Background Systemic lupus erythematosus is associated with poorer survival in developing countries in adults. However, there is limited data on survival and causes of death in childhood lupus

Objectives To identify cause, time-trends and predictors of mortality in North Indian children with SLE.

Methods This study included patients with childhood onset lupus who were diagnosed at a North Indian Federally funded university hospital from 1991 to 2014. Patients were included in this study if they fulfilled the ACR 1997 revised criteria for systemic lupus erythematosus and were below the age of 14 years on presentation. Clinical data was extracted from the medical records, to identify etiology in children who had died. To compare time trends of mortality, we divided patients into three cohorts on their year of presentation, i.e. 1991-1998, 1999-2006 and 2007-2013. Survival was estimated by Kaplan-meier analysis and compared using log-rank test. Univariate and multivariate analysis for predictors of mortality was done by cox-regression.
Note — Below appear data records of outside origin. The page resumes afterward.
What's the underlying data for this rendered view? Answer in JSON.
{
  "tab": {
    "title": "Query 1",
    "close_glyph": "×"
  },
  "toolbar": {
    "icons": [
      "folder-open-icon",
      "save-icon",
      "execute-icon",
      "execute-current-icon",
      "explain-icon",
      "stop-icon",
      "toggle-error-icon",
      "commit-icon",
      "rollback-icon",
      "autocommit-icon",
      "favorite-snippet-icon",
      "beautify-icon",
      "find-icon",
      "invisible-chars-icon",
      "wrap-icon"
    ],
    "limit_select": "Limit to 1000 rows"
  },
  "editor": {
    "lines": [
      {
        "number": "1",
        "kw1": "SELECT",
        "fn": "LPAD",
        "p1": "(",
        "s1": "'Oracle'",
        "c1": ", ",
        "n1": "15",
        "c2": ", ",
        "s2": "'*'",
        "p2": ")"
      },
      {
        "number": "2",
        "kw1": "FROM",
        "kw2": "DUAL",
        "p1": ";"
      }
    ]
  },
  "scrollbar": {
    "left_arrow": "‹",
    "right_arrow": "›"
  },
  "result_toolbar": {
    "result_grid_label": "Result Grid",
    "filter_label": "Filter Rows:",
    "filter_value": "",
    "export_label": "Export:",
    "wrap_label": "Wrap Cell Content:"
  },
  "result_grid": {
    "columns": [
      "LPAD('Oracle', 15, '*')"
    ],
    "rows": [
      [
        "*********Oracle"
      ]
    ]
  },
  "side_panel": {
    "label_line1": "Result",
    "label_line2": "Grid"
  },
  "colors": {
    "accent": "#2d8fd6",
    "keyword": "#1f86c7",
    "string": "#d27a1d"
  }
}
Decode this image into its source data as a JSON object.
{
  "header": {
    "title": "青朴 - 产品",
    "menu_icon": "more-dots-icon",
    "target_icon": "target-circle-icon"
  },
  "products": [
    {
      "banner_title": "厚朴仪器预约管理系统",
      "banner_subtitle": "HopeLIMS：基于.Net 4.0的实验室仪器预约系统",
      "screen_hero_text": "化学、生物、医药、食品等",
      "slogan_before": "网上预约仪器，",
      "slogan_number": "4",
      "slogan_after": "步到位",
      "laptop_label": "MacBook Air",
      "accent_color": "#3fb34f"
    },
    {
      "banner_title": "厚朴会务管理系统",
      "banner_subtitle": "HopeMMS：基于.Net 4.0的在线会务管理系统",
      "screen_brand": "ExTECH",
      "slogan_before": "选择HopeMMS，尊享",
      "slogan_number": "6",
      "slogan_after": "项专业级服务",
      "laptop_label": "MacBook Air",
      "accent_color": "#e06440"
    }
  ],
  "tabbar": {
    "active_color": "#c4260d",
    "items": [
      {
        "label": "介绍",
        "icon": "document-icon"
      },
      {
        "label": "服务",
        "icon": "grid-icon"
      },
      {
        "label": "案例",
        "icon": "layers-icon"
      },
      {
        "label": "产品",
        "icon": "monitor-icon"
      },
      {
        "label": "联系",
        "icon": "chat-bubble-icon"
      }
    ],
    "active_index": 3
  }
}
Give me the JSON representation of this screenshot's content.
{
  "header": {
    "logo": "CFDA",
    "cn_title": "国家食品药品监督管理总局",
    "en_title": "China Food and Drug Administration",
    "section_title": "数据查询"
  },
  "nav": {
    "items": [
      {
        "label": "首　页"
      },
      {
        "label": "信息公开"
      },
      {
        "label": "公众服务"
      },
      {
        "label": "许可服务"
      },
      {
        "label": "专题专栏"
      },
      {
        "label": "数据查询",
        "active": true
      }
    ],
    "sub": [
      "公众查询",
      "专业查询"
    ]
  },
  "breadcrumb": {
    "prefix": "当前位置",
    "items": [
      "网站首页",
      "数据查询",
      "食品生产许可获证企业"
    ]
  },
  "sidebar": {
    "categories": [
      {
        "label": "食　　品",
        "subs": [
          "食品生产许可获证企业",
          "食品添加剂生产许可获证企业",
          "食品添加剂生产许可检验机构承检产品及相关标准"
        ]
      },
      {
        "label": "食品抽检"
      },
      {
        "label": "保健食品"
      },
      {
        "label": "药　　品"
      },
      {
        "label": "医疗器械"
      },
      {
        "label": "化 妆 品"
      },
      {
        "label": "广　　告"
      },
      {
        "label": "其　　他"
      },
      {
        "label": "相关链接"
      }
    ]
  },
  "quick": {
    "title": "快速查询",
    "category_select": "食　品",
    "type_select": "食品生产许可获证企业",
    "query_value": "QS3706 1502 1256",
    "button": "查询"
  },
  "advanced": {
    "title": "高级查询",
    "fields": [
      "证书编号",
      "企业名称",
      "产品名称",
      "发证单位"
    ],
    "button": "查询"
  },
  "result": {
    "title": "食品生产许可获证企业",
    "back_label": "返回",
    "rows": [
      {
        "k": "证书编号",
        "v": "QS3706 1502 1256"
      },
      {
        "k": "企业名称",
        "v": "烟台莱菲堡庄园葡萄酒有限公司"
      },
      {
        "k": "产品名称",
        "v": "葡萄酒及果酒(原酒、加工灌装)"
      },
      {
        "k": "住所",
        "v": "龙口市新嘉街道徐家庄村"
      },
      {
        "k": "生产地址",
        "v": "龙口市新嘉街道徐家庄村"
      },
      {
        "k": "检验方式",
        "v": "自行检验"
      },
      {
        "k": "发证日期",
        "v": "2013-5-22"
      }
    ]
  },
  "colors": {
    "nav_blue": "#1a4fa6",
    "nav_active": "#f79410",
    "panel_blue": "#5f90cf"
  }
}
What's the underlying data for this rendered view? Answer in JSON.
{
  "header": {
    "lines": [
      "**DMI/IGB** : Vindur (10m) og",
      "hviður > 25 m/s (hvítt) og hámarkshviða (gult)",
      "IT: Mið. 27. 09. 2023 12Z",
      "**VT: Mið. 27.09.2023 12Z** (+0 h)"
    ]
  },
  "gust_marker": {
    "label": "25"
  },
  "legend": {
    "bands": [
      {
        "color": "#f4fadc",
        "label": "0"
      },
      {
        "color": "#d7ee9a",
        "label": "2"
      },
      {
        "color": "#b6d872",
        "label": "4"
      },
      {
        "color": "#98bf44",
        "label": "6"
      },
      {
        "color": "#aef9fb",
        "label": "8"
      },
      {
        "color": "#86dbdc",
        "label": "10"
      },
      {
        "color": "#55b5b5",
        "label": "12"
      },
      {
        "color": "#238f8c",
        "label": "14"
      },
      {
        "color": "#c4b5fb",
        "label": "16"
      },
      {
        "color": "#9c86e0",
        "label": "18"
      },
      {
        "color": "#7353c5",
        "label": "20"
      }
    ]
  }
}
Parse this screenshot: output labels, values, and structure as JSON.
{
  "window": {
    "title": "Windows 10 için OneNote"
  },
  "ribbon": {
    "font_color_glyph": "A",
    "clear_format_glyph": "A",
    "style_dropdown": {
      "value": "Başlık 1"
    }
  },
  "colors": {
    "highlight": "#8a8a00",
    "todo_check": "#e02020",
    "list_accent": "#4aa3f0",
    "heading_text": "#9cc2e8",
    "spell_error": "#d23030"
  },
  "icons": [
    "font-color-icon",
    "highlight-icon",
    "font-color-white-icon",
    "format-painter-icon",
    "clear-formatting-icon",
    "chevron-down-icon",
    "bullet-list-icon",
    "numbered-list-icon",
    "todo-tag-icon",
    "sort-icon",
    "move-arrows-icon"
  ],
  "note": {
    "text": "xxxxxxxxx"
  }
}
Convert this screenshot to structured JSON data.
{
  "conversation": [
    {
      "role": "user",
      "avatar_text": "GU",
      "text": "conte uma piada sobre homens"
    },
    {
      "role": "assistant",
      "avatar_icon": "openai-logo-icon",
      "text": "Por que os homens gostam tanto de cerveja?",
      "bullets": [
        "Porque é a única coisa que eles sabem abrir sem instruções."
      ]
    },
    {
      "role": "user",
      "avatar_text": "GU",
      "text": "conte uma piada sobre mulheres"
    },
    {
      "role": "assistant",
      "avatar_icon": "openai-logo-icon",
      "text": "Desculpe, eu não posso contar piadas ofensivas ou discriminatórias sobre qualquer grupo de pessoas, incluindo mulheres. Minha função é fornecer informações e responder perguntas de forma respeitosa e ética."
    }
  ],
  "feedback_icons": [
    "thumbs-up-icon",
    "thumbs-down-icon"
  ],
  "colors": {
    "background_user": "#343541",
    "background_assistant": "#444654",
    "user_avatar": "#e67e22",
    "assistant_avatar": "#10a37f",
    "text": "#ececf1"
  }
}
Results Among the 124 patients with childhood onset SLE who presented to our center, there were 24 deaths (20%). Eleven of these patients (46%) died at the initial visit or within 3 months of presentation. 1, 5 and 10 year survival was 88.3, 77.5 and 70.9% respectively. Common cause of death was presence of both infection and disease activity (42%). Among 11 patients with infection as a cause of death, sepsis, commonly polymicrobial or gram negative, occurred in 7, CNS tuberculosis in 2 and invasive fungal infection in 2. Disease activity related causes of death included active nephritis in 12, NPSLE in 3 and one case of myocarditis, diffuse alveolar hemorrhage and macrophage activation syndrome. The only baseline characteristic, which was a predictor of survival, was serum creatinine (hazard ratio 2.9 (95% CI 1.3 to 6.5)). There was a significant increase in survival from 1992-1998 to 1999-2006 (Figure 1). This was mainly contributed by the major decline in the proportion of patients who died at initial presentation from 25% to 8% in 1992-1998 and 1999-2006 respectively.

Conclusions This cohort of childhood lupus from a center in a developing country found an overall mortality in 20%, with almost half of these occuring at presentation. Presence of active disease and infection were the most common causes. However, there has been an improvement of survival with time.